In particolare Vorrei direquesto: i nostricapi quartiere e i nostri concittadini sono molto addolorati, ne sonoconsapevole. Sonodavvero consapevole di tutto ciò.Anche io sono addolorato. Tuttavia I nostri concittadini devono sapere che questapopolazione localee ogni singolo abitante di Bursa per noièprezioso, per noièdi valore. Oggi,nessun concittadinoche la nostra cittàsia testimone di un tale insulto, di un tale evento,non è qualcosa che vorrei mai. Perché ogni personaumana, ogni individuo che possiede un senso diumanitàedei principi moralile persone si abbracciano. Si può discutere, si possono esprimere i propri problemi se ce ne sono. Se si hanno critiche, si possono esprimere. Si può parlare. Tuttavia, quando si arriva all'aggressione fisica, questo significausciredai limiti dell'umanità. Noi non approviamo mai, mai chiesce dai limiti dell'umanità e non dobbiamo mai permettere chesi verifichi di nuovo una situazione del genere", ha affermato.

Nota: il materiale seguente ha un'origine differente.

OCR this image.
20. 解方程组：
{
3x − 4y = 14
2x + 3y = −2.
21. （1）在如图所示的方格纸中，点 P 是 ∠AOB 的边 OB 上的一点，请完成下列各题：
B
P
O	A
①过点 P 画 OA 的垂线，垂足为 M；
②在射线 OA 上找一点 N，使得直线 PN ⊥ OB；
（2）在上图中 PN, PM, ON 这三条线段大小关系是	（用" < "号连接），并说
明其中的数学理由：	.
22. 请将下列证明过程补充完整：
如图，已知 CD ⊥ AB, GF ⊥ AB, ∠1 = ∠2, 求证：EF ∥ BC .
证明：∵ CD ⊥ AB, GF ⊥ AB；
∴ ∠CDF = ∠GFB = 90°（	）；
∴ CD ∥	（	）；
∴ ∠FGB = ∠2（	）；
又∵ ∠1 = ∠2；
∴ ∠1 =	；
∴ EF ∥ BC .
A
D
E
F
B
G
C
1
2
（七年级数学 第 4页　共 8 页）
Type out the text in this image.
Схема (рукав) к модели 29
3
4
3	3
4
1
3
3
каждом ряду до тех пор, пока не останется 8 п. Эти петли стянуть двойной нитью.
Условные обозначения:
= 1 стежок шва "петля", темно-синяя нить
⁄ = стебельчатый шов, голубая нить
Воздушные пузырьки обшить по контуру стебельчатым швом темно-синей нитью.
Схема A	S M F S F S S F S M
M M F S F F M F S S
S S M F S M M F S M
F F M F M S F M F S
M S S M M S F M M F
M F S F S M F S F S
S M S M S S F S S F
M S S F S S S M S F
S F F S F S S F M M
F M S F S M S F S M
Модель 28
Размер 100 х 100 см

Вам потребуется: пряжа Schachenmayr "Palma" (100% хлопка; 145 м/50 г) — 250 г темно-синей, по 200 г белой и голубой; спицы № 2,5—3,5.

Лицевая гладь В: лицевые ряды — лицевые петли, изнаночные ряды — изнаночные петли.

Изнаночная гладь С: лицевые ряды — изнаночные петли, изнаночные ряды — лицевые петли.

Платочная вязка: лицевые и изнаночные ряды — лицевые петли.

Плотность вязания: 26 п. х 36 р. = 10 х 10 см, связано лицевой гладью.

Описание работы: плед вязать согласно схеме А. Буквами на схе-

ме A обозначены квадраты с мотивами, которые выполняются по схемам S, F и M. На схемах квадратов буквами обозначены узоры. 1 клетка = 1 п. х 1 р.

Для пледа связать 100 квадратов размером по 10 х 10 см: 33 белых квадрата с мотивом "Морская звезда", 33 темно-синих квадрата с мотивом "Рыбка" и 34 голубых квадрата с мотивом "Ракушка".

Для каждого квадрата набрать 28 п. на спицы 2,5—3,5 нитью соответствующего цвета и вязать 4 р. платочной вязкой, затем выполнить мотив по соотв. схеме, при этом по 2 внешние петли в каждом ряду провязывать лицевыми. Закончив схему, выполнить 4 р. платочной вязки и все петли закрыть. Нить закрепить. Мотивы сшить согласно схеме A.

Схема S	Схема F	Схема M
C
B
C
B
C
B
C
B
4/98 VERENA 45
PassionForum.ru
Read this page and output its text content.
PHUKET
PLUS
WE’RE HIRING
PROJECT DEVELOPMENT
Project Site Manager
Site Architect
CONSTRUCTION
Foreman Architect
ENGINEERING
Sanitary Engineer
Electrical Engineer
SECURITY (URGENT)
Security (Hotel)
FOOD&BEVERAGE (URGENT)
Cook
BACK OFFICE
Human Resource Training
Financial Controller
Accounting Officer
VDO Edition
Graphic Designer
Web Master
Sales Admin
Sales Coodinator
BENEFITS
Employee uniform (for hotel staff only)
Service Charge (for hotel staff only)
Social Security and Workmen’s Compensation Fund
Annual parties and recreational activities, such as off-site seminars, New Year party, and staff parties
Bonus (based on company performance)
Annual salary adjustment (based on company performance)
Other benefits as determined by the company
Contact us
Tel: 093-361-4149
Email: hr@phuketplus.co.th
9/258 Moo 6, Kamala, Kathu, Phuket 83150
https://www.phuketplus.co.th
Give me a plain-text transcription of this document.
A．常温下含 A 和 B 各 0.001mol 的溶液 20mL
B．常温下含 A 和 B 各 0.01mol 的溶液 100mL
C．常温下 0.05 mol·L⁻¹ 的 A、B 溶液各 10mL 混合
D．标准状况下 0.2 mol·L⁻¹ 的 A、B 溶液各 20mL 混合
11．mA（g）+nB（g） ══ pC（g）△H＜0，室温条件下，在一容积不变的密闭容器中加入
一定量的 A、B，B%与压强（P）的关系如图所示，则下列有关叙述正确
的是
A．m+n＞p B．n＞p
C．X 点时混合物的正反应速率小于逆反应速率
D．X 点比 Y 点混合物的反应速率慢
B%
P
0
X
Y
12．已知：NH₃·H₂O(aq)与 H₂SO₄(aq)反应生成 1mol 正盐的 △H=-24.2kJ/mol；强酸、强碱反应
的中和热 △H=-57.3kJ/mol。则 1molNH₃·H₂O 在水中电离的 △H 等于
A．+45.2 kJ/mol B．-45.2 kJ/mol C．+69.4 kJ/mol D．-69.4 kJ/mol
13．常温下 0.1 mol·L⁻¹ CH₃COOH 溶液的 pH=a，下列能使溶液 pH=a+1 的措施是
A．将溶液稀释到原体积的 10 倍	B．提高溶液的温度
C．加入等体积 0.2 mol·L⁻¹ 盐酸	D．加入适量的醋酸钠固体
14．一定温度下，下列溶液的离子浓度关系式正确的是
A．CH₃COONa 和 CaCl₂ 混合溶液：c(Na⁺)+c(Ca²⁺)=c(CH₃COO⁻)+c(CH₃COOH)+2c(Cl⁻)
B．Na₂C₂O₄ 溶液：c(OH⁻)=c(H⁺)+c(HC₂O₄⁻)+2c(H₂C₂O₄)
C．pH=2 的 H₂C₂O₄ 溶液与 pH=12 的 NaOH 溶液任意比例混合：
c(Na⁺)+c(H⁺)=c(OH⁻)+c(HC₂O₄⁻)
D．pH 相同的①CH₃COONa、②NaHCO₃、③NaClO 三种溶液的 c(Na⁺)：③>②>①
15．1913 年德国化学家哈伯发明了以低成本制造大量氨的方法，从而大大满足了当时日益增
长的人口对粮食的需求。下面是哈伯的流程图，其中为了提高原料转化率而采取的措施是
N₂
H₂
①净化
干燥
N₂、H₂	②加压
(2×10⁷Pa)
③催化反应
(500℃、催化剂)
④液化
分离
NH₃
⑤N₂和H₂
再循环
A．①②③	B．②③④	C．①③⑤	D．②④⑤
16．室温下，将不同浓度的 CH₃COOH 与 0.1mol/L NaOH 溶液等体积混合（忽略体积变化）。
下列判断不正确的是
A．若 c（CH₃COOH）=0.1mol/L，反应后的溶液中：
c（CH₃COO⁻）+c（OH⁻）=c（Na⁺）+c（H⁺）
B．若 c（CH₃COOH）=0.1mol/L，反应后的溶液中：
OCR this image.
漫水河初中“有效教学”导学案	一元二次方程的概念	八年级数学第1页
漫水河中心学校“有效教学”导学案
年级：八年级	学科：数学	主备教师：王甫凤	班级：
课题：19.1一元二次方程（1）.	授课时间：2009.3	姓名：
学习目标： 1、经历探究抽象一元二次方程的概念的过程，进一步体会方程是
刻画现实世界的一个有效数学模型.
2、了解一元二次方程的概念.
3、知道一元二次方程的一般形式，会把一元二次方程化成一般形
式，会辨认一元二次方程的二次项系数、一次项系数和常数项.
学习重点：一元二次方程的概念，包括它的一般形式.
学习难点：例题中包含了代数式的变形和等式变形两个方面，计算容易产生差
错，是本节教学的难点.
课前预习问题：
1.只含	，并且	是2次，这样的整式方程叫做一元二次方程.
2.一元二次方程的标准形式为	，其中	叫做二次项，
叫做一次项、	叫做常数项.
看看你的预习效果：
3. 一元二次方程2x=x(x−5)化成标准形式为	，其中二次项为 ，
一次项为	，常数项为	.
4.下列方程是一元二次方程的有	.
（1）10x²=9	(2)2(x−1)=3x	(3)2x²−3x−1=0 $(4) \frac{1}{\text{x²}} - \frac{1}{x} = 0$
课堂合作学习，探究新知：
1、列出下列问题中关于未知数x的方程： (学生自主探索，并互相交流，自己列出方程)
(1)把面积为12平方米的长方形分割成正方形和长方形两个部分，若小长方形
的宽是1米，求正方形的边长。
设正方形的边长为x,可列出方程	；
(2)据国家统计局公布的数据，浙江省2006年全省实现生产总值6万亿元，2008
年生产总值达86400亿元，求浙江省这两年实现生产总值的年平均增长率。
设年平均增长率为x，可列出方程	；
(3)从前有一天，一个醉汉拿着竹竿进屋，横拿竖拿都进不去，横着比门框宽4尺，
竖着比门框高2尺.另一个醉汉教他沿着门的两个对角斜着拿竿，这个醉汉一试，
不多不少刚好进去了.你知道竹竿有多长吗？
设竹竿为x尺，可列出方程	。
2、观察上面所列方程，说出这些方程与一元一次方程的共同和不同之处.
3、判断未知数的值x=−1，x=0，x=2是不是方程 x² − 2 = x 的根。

"DICONO DI VOLER FARE UN CONTROLLO"
"È una persona checonosciamo, di cui siamo a conoscenza, e conosciamo anche i suoiprecedenti. Per questoabbiamo condivisotutto con le forze dell'ordine. Abbiamo parlatocon le autorità competenti"...utilizzando le espressioni "...", Bozbey ha aggiunto: "Se me lo permettete, avrò un'altra visita in ospedale. Io sto bene, ma dicono che sia meglio fare comunque un controllo. Perché a causa del colporicevuto sul lato destro, forse non me ne sono reso conto, ma mentrecercavo di allontanarmi o durante l'accaduto, non ce ne siamo accorti in quel momento.
Per questo motivo vi chiederò il permesso di andare. Tuttavia, vorrei dire questo:voglio dirlo chiaramente. Episodi di questo tiponon possonointimidirci.Ho servito in questa città per 20 anni a Nilüfer e da quasi due anniqui, per 22 anni insieme a voi, al vostro fianco, al mercato, per le strade,nei caffè, tra la gente.Siamo stati costantemente insieme. Abbiamo condiviso molto insieme. Sono una persona che sta al servizio dei propri concittadini, che rimane salda di fronte a loro, che si fa carico dei loro problemi insieme a loro e che sviluppa progetti per trovare soluzionia tali questioni. Per questomotivo, questi eventinon possono assolutamenteintimidirci.Al contrario, ci spingono a servire di più, a portare avanti il nostro lavoro e i nostri servizi ai cittadini con maggiorea incoraggiare" ha affermato.
Durante la conferenza stampa, il presidente provinciale del CHP di Bursa, Nihat Yeşiltaş, il sindaco di Gemlik, Şükrü Deviren, il sindaco di Nilüfer, Şadi Özdemir, il sindaco di OsmangaziIl sindaco Erkan Aydın non ha lasciato solo Bozbey dopo l'aggressione subita.